A fluted pie crust is a pretty way to hold in the fillings. Here are right-handed directions. (Lefties can reverse them):
Pinch your thumb and index finger of your right hand on the outside of the crust onto onto the index finger of your left hand on the inside of the pie pan, working your way evenly around the pan.
Prick the dough with a fork. Cover dough with plastic wrap. Freeze pie dough in the pan for 30 minutes. This will help the pie crust keep it’s shape while baking. You can make your pie crust a day ahead and refrigerate or freeze it.
Preheat the oven to 425◦. Make the filling while the dough is chilling.
Cover the entire crust with a large piece of parchment paper or foil. Be sure that it covers the edges to prevent them from burning. Tuck parchment under the pie pan so it won’t scorch in the oven. Fill the parchment or foil with ceramic pie weights. (You can substitute dry beans if you don’t have them.) Bake for 15 minutes.
While it’s baking, roll out the top crust (if you’re using one), then refrigerate it until the bottom crust is baked and filled.
Remove bottom crust from oven and pull out the parchment paper or foil with the pie weights. Brush the bottom and lower sides with a beaten egg to prevent the filling from getting the crust too soggy. Cover the crust edge with a pie shield or foil so it won’t burn. Place the crust back in the oven for 5 to 7 minutes until it’s light brown.
Pour filling into hot bottom crust.
.Cut vent holes on the top with the edge of a spoon.

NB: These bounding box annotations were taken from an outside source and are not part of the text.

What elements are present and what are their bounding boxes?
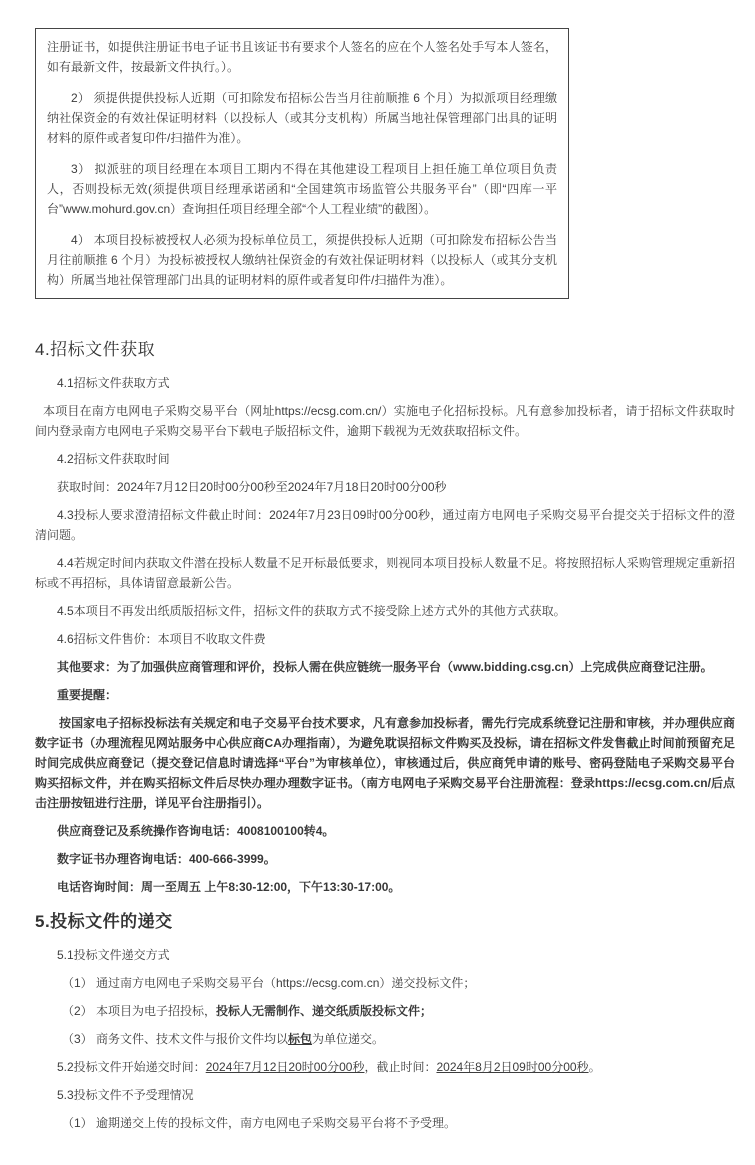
clause-5-1-item-2-bold: 投标人无需制作、递交纸质版投标文件；	[216, 1004, 433, 1018]
clause-5-2	[35, 1057, 735, 1077]
clause-5-1-item-3-package-term: 标包	[288, 1032, 313, 1046]
clause-4-1-label: 4.1招标文件获取方式	[57, 376, 170, 390]
clause-5-2-mid: ，截止时间：	[364, 1060, 437, 1074]
phone-digital-certificate: 数字证书办理咨询电话：400-666-3999。	[57, 852, 276, 866]
notice-paragraph-4: 4） 本项目投标被授权人必须为投标单位员工，须提供投标人近期（可扣除发布招标公告当月往前顺推 6 个月）为投标被授权人缴纳社保资金的有效社保证明材料（以投标人（或其分支机构）所属当地社保管理部门出具的证明材料的原件或者复印件/扫描件为准）。	[47, 233, 557, 287]
clause-4-6: 4.6招标文件售价：本项目不收取文件费	[57, 632, 266, 646]
phone-supplier-registration: 供应商登记及系统操作咨询电话：4008100100转4。	[57, 824, 335, 838]
clause-4-1-body: 本项目在南方电网电子采购交易平台（网址https://ecsg.com.cn/）实施电子化招标投标。凡有意参加投标者，请于招标文件获取时间内登录南方电网电子采购交易平台下载电子版招标文件，逾期下载视为无效获取招标文件。	[35, 404, 735, 438]
clause-5-1-label: 5.1投标文件递交方式	[57, 948, 170, 962]
clause-5-3-item-1: （1） 逾期递交上传的投标文件，南方电网电子采购交易平台将不予受理。	[62, 1116, 457, 1130]
phone-consult-hours: 电话咨询时间：周一至周五 上午8:30-12:00，下午13:30-17:00。	[57, 880, 401, 894]
clause-5-2-tail: 。	[588, 1060, 601, 1074]
notice-box	[35, 28, 569, 299]
important-notice-label: 重要提醒：	[57, 688, 118, 702]
clause-5-1-item-2	[35, 1001, 735, 1021]
submission-start-time: 2024年7月12日20时00分00秒	[205, 1060, 365, 1074]
clause-5-1-item-3-text: （3） 商务文件、技术文件与报价文件均以	[62, 1032, 289, 1046]
clause-4-2-label: 4.2招标文件获取时间	[57, 452, 170, 466]
clause-4-5: 4.5本项目不再发出纸质版招标文件，招标文件的获取方式不接受除上述方式外的其他方式获取。	[57, 604, 566, 618]
section4-title: 4.招标文件获取	[35, 340, 156, 359]
submission-deadline: 2024年8月2日09时00分00秒	[436, 1060, 589, 1074]
important-notice-body: 按国家电子招标投标法有关规定和电子交易平台技术要求，凡有意参加投标者，需先行完成系统登记注册和审核，并办理供应商数字证书（办理流程见网站服务中心供应商CA办理指南），为避免耽误招标文件购买及投标，请在招标文件发售截止时间前预留充足时间完成供应商登记（提交登记信息时请选择“平台”为审核单位），审核通过后，供应商凭申请的账号、密码登陆电子采购交易平台购买招标文件，并在购买招标文件后尽快办理办理数字证书。（南方电网电子采购交易平台注册流程：登录https://ecsg.com.cn/后点击注册按钮进行注册，详见平台注册指引）。	[35, 716, 735, 810]
clause-5-2-label: 5.2投标文件开始递交时间：	[57, 1060, 206, 1074]
clause-4-2-body: 获取时间：2024年7月12日20时00分00秒至2024年7月18日20时00分00秒	[57, 480, 447, 494]
clause-5-3-label: 5.3投标文件不予受理情况	[57, 1088, 194, 1102]
clause-5-1-item-3	[35, 1029, 735, 1049]
section5-title: 5.投标文件的递交	[35, 912, 173, 931]
other-requirements: 其他要求：为了加强供应商管理和评价，投标人需在供应链统一服务平台（www.bidding.csg.cn）上完成供应商登记注册。	[57, 660, 713, 674]
notice-paragraph-2: 2） 须提供提供投标人近期（可扣除发布招标公告当月往前顺推 6 个月）为拟派项目经理缴纳社保资金的有效社保证明材料（以投标人（或其分支机构）所属当地社保管理部门出具的证明材料的原件或者复印件/扫描件为准）。	[47, 91, 557, 145]
clause-5-1-item-3-tail: 为单位递交。	[312, 1032, 385, 1046]
notice-paragraph-1: 注册证书，如提供注册证书电子证书且该证书有要求个人签名的应在个人签名处手写本人签名，如有最新文件，按最新文件执行。）。	[47, 40, 557, 74]
clause-5-1-item-1: （1） 通过南方电网电子采购交易平台（https://ecsg.com.cn）递交投标文件；	[62, 976, 476, 990]
clause-5-1-item-2-text: （2） 本项目为电子招投标，	[62, 1004, 217, 1018]
clause-4-3: 4.3投标人要求澄清招标文件截止时间：2024年7月23日09时00分00秒，通过南方电网电子采购交易平台提交关于招标文件的澄清问题。	[35, 508, 735, 542]
clause-4-4: 4.4若规定时间内获取文件潜在投标人数量不足开标最低要求，则视同本项目投标人数量不足。将按照招标人采购管理规定重新招标或不再招标，具体请留意最新公告。	[35, 556, 735, 590]
notice-paragraph-3: 3） 拟派驻的项目经理在本项目工期内不得在其他建设工程项目上担任施工单位项目负责人，否则投标无效(须提供项目经理承诺函和“全国建筑市场监管公共服务平台”（即“四库一平台”www.mohurd.gov.cn）查询担任项目经理全部“个人工程业绩”的截图）。	[47, 162, 557, 216]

To make a lattice crust, roll the dough into a circle the diameter of the inverted pie pan. Cut the dough into about eleven 3/4” wide strips. You can use a pizza wheel or knife, or for fancy lattice results, use a fluted pastry wheel.
Fold the strips back over the long piece.
Fill the bottom crust with the filling. Remove the lattice from the refrigerator. Using the sides of the plastic wrap, carefully flip the lattice so that it is centered over the filled pie, then gently peel off the plastic wrap.
Fold the rim of the bottom crust over the lattice strips and crimp decoratively.
Brush top crust (not edges though) with milk to promote browning.